Shot by superstar cinematographer Christopher Doyle and dubbed “the Chinese Social Network“, this epic tale of business bravado follows three friends who launch a successful online English instruction school for Chinese students — and then face lawsuits over copyright infringement.
This film produced a lot of interesting discussions with me and my friends. What follows now is an unorganized mess of a review and some of our thoughts. Sorry! :P
Personally, I’m pretty interested in perspective matters of identity negotiation, language, and media representations; so the content of this movie was right up my alley. My friends and I talked a lot about whole concept of the American Dream and what we thought of it in relation to where we currently are in our own lives and personal experiences. The tutoring academy in the movie instructs its young Chinese pupils to “think in American English”. The whole phenomenon of learning English and being accepted – something so many of us native English speakers simply take for granted – is huge social capital for people as a definitive measurement of success, power, achievement. Having been an ESL teacher in Korea for a while, I enjoyed seeing that process on screen.
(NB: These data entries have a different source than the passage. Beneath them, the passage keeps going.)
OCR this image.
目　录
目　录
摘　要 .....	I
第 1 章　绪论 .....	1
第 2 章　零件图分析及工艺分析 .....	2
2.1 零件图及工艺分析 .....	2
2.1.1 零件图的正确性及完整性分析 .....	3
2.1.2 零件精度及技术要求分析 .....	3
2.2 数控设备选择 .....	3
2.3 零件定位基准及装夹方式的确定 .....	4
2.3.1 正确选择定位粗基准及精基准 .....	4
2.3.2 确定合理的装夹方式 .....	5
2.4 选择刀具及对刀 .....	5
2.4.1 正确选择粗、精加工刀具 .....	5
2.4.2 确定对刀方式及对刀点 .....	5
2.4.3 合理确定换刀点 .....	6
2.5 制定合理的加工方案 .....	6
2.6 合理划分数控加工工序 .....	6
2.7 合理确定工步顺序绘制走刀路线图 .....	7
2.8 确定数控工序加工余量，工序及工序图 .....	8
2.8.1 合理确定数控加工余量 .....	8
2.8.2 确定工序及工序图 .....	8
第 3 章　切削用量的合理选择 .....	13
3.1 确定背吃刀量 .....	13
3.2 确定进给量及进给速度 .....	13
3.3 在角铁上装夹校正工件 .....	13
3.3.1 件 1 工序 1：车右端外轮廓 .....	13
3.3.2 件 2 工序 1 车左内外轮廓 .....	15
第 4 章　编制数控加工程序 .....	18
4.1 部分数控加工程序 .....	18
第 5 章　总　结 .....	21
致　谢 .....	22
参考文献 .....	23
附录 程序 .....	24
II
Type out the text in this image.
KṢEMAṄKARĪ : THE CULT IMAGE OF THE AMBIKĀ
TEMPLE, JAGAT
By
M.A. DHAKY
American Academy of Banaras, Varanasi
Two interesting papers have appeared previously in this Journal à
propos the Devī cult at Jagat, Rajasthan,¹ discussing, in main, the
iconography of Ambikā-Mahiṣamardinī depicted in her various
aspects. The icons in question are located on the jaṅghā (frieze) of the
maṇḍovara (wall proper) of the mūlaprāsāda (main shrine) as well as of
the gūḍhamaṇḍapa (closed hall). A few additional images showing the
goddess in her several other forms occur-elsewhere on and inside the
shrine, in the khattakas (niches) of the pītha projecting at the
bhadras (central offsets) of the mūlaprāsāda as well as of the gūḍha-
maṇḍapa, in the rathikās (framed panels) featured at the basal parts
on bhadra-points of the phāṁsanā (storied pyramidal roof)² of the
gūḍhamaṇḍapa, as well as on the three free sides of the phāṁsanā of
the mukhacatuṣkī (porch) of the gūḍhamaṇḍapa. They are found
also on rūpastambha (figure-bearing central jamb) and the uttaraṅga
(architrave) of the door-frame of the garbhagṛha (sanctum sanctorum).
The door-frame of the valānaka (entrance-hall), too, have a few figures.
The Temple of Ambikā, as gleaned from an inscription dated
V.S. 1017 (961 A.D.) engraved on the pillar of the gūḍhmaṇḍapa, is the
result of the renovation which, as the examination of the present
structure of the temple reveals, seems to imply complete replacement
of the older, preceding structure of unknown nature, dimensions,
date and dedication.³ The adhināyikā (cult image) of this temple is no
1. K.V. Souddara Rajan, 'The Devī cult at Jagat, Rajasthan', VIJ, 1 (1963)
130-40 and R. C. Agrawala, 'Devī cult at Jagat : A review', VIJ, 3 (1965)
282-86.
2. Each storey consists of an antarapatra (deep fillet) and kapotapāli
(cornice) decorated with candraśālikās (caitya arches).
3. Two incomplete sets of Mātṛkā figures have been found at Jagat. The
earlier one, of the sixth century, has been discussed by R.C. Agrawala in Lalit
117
There were still quite a few uncomfortably heavy Chinese supremacy sentiments, especially in the end, but the film touched the surface of so many real and interesting issues for me. I liked going through the stories of the main characters just struggling and figuring out their lives, their dreams, their friendship. The whole copyright case put their experiences into a larger context of culture clash.
The film is loosely based on an actual Chinese private education institution listed on the New York stock exchange called New Oriental. Here’s a review of the film I enjoyed reading on the topics of capitalism, China, and copyright theft.
Moving on! After the movie, we we walked along Queen Street West looking for brunch and stumbled upon Harlem Underground – great find! Super friendly staff and everything on their menu sounded amazing. It was my first time eating a pretty decadent meal of fried chicken and waffles~ :O
All in all, another TIFF + meal outing success! Can’t wait to make this an annual tradition. Having to catch a weekend bus at 6:45am wasn’t fun, but we ended up getting a lot out of the movie and had a great brunch, city walk, and life talks – so it’s all good. :)
Update: American Dreams in China made #4 on BlogTO’s list of best movies at TIFF this year.